A swipe to the right-most tab lets you control the music. You get a few tracks included by default, and you can download more stock tunes from the Zoe database, or add your own from any you’ve got stored on your device. Zoes are limited to 30 seconds, so you need to pick your track wisely if you use your own.
From there you post your Zoe to zoe.com, and can also share it with a wide number of other services. All the rendering happens remotely. The content is uploaded, and will take around five or ten minutes depending on the speed of your internet connection. Shortly after you’ll receive a notification telling you that your Zoe is ready to be viewed.
Zoe.com is a fledgling social network on which you can follow others, and has a interesting feature of allowing your friends to remix your own Zoes.
Whether or not zoe.com gains any real traction remains to be seen.

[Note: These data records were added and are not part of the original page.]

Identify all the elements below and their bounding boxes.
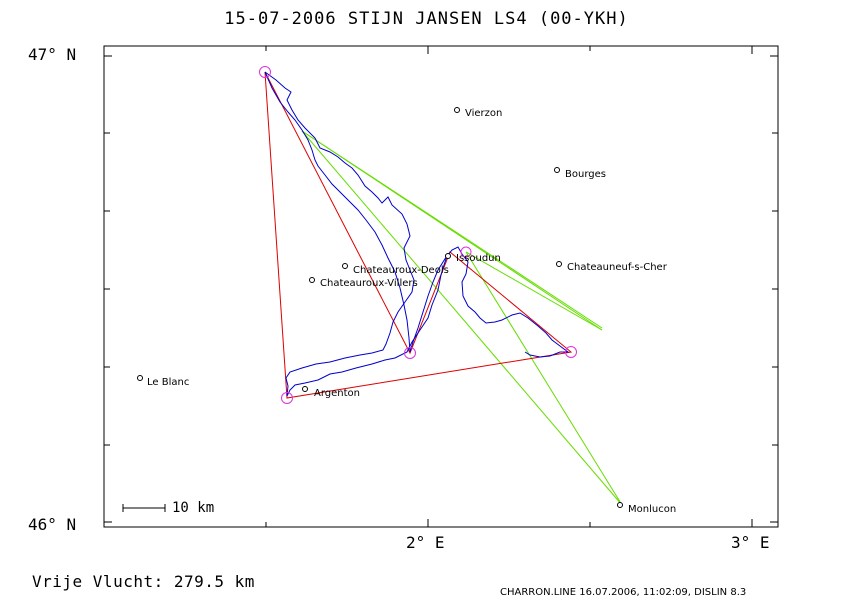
alt-line-4: [465, 251, 623, 506]
town-marker-argenton: [302, 386, 308, 392]
town-marker-monlucon: [617, 502, 623, 508]
town-label-chateauroux-villers: Chateauroux-Villers: [320, 278, 418, 289]
town-marker-chateauroux-villers: [309, 277, 315, 283]
town-label-chateauroux-deols: Chateauroux-Deols: [353, 265, 449, 276]
alt-line-2: [301, 130, 603, 329]
map-frame: [103, 45, 779, 528]
lon-label-3e: 3° E: [731, 533, 770, 552]
town-markers: [137, 107, 623, 508]
alt-line-5: [465, 251, 603, 331]
axis-ticks: [104, 46, 778, 527]
town-label-le-blanc: Le Blanc: [147, 377, 190, 388]
town-label-bourges: Bourges: [565, 169, 606, 180]
footer-text: CHARRON.LINE 16.07.2006, 11:02:09, DISLI…: [500, 587, 747, 598]
lat-label-top: 47° N: [28, 45, 77, 64]
task-legs: [264, 71, 573, 399]
turnpoint-issoudun: [460, 246, 472, 258]
alt-line-3: [301, 130, 623, 506]
alt-task-lines: [301, 130, 623, 506]
turnpoint-east: [565, 346, 577, 358]
town-marker-chateauneuf: [556, 261, 562, 267]
town-label-issoudun: Issoudun: [456, 253, 501, 264]
town-marker-bourges: [554, 167, 560, 173]
town-marker-vierzon: [454, 107, 460, 113]
scale-bar-label: 10 km: [172, 500, 215, 516]
chart-title: 15-07-2006 STIJN JANSEN LS4 (00-YKH): [224, 9, 629, 29]
town-label-monlucon: Monlucon: [628, 504, 677, 515]
town-label-vierzon: Vierzon: [465, 108, 503, 119]
turnpoints: [259, 66, 577, 404]
distance-label: Vrije Vlucht: 279.5 km: [32, 572, 255, 591]
flight-track-2: [264, 71, 449, 353]
town-label-argenton: Argenton: [314, 388, 360, 399]
turnpoint-argenton: [281, 392, 293, 404]
scale-bar: [122, 504, 166, 512]
town-marker-chateauroux-deols: [342, 263, 348, 269]
task-polygon: [264, 71, 573, 399]
turnpoint-chateauroux: [404, 347, 416, 359]
turnpoint-start: [259, 66, 271, 78]
town-marker-le-blanc: [137, 375, 143, 381]
town-label-chateauneuf: Chateauneuf-s-Cher: [567, 262, 667, 273]
lat-label-bottom: 46° N: [28, 515, 77, 534]
town-marker-issoudun: [445, 253, 451, 259]
lon-label-2e: 2° E: [406, 533, 445, 552]
flight-track: [264, 71, 570, 397]
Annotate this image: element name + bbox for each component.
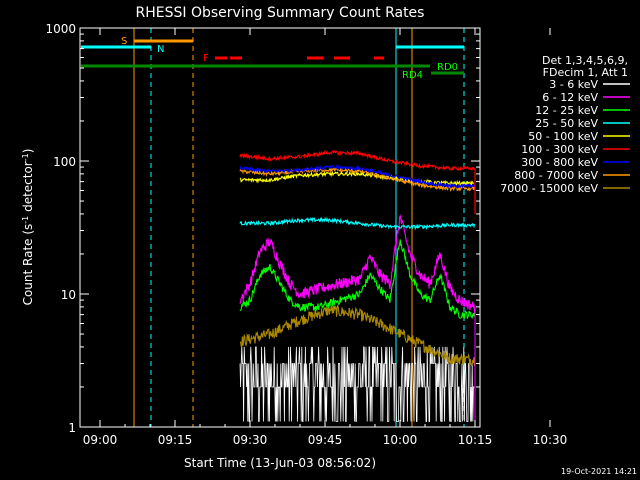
series-line-7 [239,166,476,192]
y-axis-label-mid: detector [21,161,35,216]
series-line-8 [239,304,476,367]
y-axis-label-sup2: -1 [21,153,30,161]
y-tick-label-2: 100 [53,155,76,169]
x-tick-label-1: 09:15 [158,433,193,447]
y-axis-label: Count Rate (s-1 detector-1) [21,149,35,306]
x-tick-label-6: 10:30 [533,433,568,447]
x-tick-label-3: 09:45 [308,433,343,447]
y-tick-label-1: 10 [61,288,76,302]
series-line-1 [239,213,476,313]
legend-entry-6: 300 - 800 keV [521,156,598,169]
legend-entry-8: 7000 - 15000 keV [500,182,598,195]
saa-flag-label: S [121,36,127,47]
time-markers [133,28,465,427]
legend-entry-4: 50 - 100 keV [528,130,598,143]
rd4-flag-label: RD4 [402,70,423,81]
axes: 09:00 09:15 09:30 09:45 10:00 10:15 10:30 1 10 10… [45,22,567,447]
legend-header-0: Det 1,3,4,5,6,9, [542,54,628,67]
legend-entry-3: 25 - 50 keV [535,117,598,130]
legend-entry-2: 12 - 25 keV [535,104,598,117]
data-series [239,149,476,427]
legend-entry-7: 800 - 7000 keV [514,169,598,182]
series-line-6 [239,163,476,189]
y-axis-label-sup1: -1 [21,216,30,224]
series-line-2 [239,239,476,319]
series-line-0 [239,346,475,422]
timestamp: 19-Oct-2021 14:21 [561,467,637,476]
x-tick-label-0: 09:00 [83,433,118,447]
y-tick-label-0: 1 [68,421,76,435]
chart-title: RHESSI Observing Summary Count Rates [136,5,425,21]
flag-bars: S N F RD0 RD4 [81,36,464,81]
x-axis-label: Start Time (13-Jun-03 08:56:02) [184,456,376,470]
x-tick-label-2: 09:30 [233,433,268,447]
legend-entry-1: 6 - 12 keV [542,91,598,104]
y-tick-label-3: 1000 [45,22,76,36]
rd0-flag-label: RD0 [437,62,458,73]
series-line-3 [239,216,476,231]
x-tick-label-5: 10:15 [458,433,493,447]
night-flag-label: N [157,44,164,55]
legend: Det 1,3,4,5,6,9,FDecim 1, Att 13 - 6 keV… [500,54,630,195]
legend-entry-0: 3 - 6 keV [549,78,598,91]
legend-entry-5: 100 - 300 keV [521,143,598,156]
flare-flag-label: F [203,53,209,64]
y-axis-label-end: ) [21,149,35,154]
plot-frame [79,27,481,428]
y-axis-label-main: Count Rate (s [21,224,35,306]
legend-header-1: FDecim 1, Att 1 [543,66,628,79]
series-line-5 [239,149,476,172]
x-tick-label-4: 10:00 [383,433,418,447]
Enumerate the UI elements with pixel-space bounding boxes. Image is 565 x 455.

Until then, most users are more likely to be sharing their finished works on Twitter or Facebook in order to get people to see it.
The simplicity that runs right through Zoe is by far its biggest strength. Producing your own mini-movie is so painless that it becomes highly accessible to literally anyone.
But the app is still in beta, and while it was perfectly stable, it does feel unfinished.
For instance, there’s no way of choosing which folders the content from your phone is pulled from—we inevitably ended up with a mess of screenshots included among our photos and videos (although interestingly, it does work pretty well with screenshots, and we could imagine some developers using Zoe to create a quick promo video for their apps).
The way it handles portrait photos is not ideal, using a pillar box type effect when zooming would surely be better. And we found that we would actually have liked a bit more control over how the Zoes were made—adding more control to the editing process would defeat the object, but we’d like to be able prioritise certain content over others, such as getting more video than others.
And finally, it would be great if there were an option to make Zoes longer than 30 seconds. This limit was no doubt chosen to keep the movies to a shareable length, and for most uses it is about right. But occasionally we did find it quite limiting, especially when there was a lot of content we wanted to cram into a single Zoe.
On the whole, Zoe is a triumph. Opening it up to non-HTC users should give the social parts of the service a greater chance of success, and maybe the company should even consider an iPhone version, especially if building the brand is HTC’s main motivation in releasing it as a standalone app.
If you have a compatible device, it’s well worth trying out.
With speed and ease of use at its heart, there's no reason why Zoe shouldn't become a big success for HTC.